The American right wing is so confusing to a simple European.
Oooh, this looks like fun. I'll play too.
1) The Republican party is one of our two dominant political parties. It was founded in 1854 as a Northern anti-slavery party. It originally favored national interests over state's rights. It had little support in the South. President Lincoln was the first Republican president.
After the Civil War, the Republican party dominated the political system. It remained an almost exclusively Northern party, and was supported by Eastern industrialists, Midwestern farm interests, and most immigrants. The Republican party's main issue was to keep high tariffs to benefit Northern industry.
During the Progressive era of the early 20th century, a split developed within the Republican party. In 1912, former Republican president Theodore Roosevelt ran against his successor President Taft. Even though Roosevelt won the primaries, party bosses gave the nomination to Taft. Roosevelt left the party and created the more progressive "Bull Moose" party. Roosevelt and Taft ended up splitting the Republican vote, and President Wilson (of WWI fame) won the election.
The Republicans retook control of national politics following WWI, and held power during the "Roaring Twenties". President Hoover was in office when the "Great Depression" struck, was blamed for its severity, and lost to Democrat Franklin Delano Roosevelt in 1932. The party regained power under President Dwight D. Eisenhower in the 1950's.
The modern Republican party developed primarily in reaction to the Democratic party's mid-twentieth century support for the civil rights movement. By supporting civil rights for African-Americans, presidents Kennedy and Johnson alienated traditionally Democratic white southerners. The Republican party from Nixon onward pursued a "Southern Strategy" that played to the concerns that conservative Americans had about all forms of social change.
The modern Republican party is an alliance of:
1) Business interests (who oppose unions, minimum wage laws, taxation, and government regulation)
2) Fundamentalist Christians (who are concerned about sexual issues and are opposed to secularism)
3) Nationalistic militarists (who think the US should be militarily dominant, unilateral, aggressive, and intolerant of internal dissent)
4) Conservative libertarians (who don't want to be taxed or interfered with by the government in general)
These are often the same people. As a group, they tend to consider themselves "conservatives". There are, of course, other unifying issues. In contrast to the Republican party of the 19th and early 20th centuries, the party's power base is now primarily in the South and Plains states. It has been rapidly losing its moderate wing to what would have previously been considered extreme right candidates.

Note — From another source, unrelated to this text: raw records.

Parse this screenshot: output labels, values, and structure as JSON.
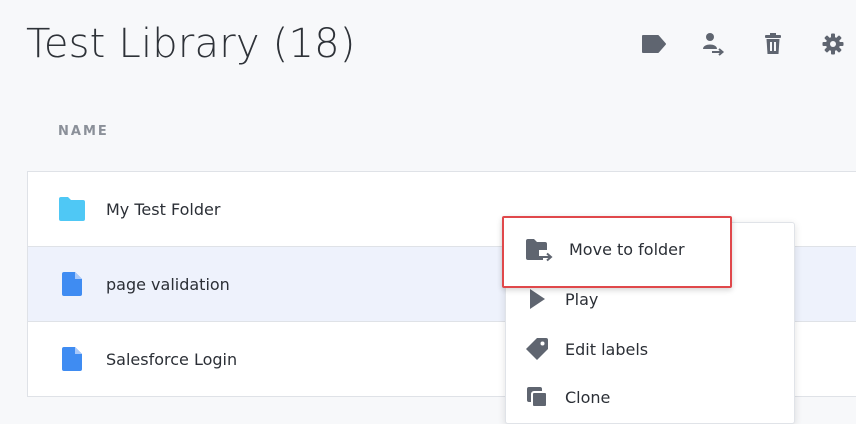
{
  "page": {
    "title": "Test Library (18)"
  },
  "toolbar": {
    "icons": [
      "label-icon",
      "move-user-icon",
      "trash-icon",
      "gear-icon"
    ]
  },
  "table": {
    "column_header": "NAME",
    "rows": [
      {
        "label": "My Test Folder",
        "icon": "folder-icon",
        "color": "#4fc8f5"
      },
      {
        "label": "page validation",
        "icon": "file-icon",
        "color": "#3f8cf2"
      },
      {
        "label": "Salesforce Login",
        "icon": "file-icon",
        "color": "#3f8cf2"
      }
    ]
  },
  "context_menu": {
    "items": [
      {
        "label": "Move to folder",
        "icon": "folder-move-icon"
      },
      {
        "label": "Play",
        "icon": "play-icon"
      },
      {
        "label": "Edit labels",
        "icon": "tag-icon"
      },
      {
        "label": "Clone",
        "icon": "clone-icon"
      }
    ]
  },
  "colors": {
    "icon_gray": "#5f6570",
    "highlight": "#e0484b",
    "selected_row": "#eef2fc"
  }
}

2) Neo-Cons. The Neocons are a policy faction within the US government and intelligencia. They are an odd little group whose members were referred to as "the crazies" during the first Bush White House. The Neocons have become identified with the notion that American power should be used unilaterally and aggressively to forestall the development of any challenges to US global rule. The Neocons are primarily Jewish and also strongly identify with the state of Israel and its strategic interests. Many of the Neocons were previously Trotskyists and followers of a "philosopher" by the name of Leo Strauss who taught that history's "wise men" have a duty to lie to the people to protect themselves and pursue their agenda.
3) The alternative conservative foreign policy faction is often referred to as the "Realists". Henry Kissinger, Brent Scowcroft, and the first President Bush fell into this category. "Realists" believe that the US needs to use its power only where its interests are directly threatened, and should pursue a short-term strategy of supporting tyrants in order to establish the stability needed for long-term democratic change.

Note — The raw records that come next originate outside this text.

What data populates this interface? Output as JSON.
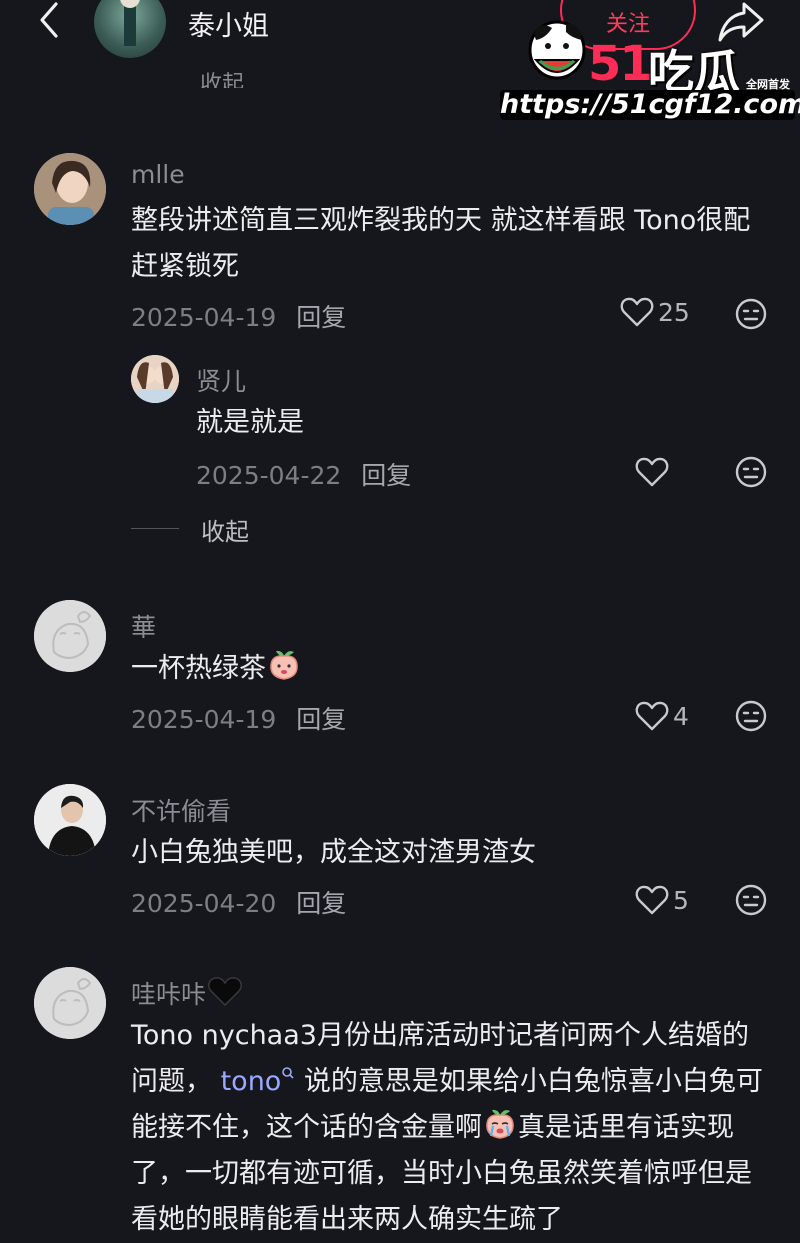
{
  "header": {
    "profile_name": "泰小姐",
    "follow_label": "关注"
  },
  "watermark": {
    "logo_51": "51",
    "logo_chigua": "吃瓜",
    "tag": "全网首发",
    "url": "https://51cgf12.com"
  },
  "partial_collapse": "收起",
  "comments": [
    {
      "username": "mlle",
      "text": "整段讲述简直三观炸裂我的天 就这样看跟 Tono很配 赶紧锁死",
      "date": "2025-04-19",
      "reply_label": "回复",
      "likes": "25",
      "reply": {
        "username": "贤儿",
        "text": "就是就是",
        "date": "2025-04-22",
        "reply_label": "回复",
        "likes": ""
      }
    },
    {
      "username": "華",
      "text": "一杯热绿茶",
      "date": "2025-04-19",
      "reply_label": "回复",
      "likes": "4"
    },
    {
      "username": "不许偷看",
      "text": "小白兔独美吧，成全这对渣男渣女",
      "date": "2025-04-20",
      "reply_label": "回复",
      "likes": "5"
    },
    {
      "username": "哇咔咔",
      "text_part1": "Tono nychaa3月份出席活动时记者问两个人结婚的问题， ",
      "mention": "tono",
      "text_part2": " 说的意思是如果给小白兔惊喜小白兔可能接不住，这个话的含金量啊",
      "text_part3": "真是话里有话实现了，一切都有迹可循，当时小白兔虽然笑着惊呼但是看她的眼睛能看出来两人确实生疏了"
    }
  ],
  "collapse_label": "收起"
}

4) The Religious Right is a term used to describe the Christian religious movement that supports the Republican party. The Religious Right contains right wing Catholics, but is primarily dominated by "evangelical" or "fundamentalist" Protestant Christianity. Many of the religious right sects are uniquely American religious movements with a peculiar emphasis on: apocalyptic imagery from Revelations, a fear of and opposition to secular education and the teaching of evolution, an exaggerated view of the importance of sexual issues in Christian teaching, and a nationalist identification of flag, capitalism, the US military, and Christianity as one. Their biggest rallying cause is the belief that abortion is murder.

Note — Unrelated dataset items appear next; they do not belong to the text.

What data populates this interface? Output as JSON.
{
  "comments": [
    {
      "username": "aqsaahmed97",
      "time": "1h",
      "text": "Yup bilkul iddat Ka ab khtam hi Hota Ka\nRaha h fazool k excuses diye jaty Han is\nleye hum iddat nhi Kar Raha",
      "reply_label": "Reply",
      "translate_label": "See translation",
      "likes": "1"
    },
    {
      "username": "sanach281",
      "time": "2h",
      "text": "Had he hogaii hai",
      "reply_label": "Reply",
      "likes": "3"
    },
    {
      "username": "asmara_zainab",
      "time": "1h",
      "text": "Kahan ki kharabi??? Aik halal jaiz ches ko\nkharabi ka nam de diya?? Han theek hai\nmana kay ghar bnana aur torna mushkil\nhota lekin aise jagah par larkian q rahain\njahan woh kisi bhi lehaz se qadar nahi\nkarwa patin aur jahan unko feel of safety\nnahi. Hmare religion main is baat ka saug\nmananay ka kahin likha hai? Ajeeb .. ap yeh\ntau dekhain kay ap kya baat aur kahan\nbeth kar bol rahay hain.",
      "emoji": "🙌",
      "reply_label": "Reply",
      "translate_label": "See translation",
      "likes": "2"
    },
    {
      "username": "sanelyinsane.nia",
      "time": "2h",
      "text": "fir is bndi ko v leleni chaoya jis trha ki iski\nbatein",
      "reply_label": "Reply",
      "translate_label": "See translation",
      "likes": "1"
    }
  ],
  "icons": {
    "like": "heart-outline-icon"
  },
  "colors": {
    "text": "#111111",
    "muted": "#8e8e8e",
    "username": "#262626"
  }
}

5) Lobbyists are people who work in Washington to further the interests of a client. Some lobbyists do so on behalf of corporations, others work for non-profits or interest groups (like the NRA, or the environmental movement). Lobbyists provide access to outsiders, and campaign contributions to insiders.
Currently indicted Republican Uber-Lobbyist Jack Abramoff is a particularly sleazy example of the lobbyist trade. LINK
6) The Ku Klux Klan. A "White Supremacist" organization that arose in the South following the Civil War. Originally, much of its membership was former Confederate soldiers who met covertly, and terrorized and murdered Southern blacks and "carpetbaggers" through night-time raids. The Klan reached its zenith in the 1920s when the organization expanded to many parts of the country. In addition to keeping blacks "in their place", the Klan opposed Jews, immigrants, communists, socialists, and anyone they saw as a threat to the social order. The Klan is still an active organization, but no longer has the numbers that it did at the height of its power. However, there is still enough sympathy for the views of the Klan that former Grand Dragon David Duke was able to run for elected office in Louisiana with some success during the late 1980's-1990's.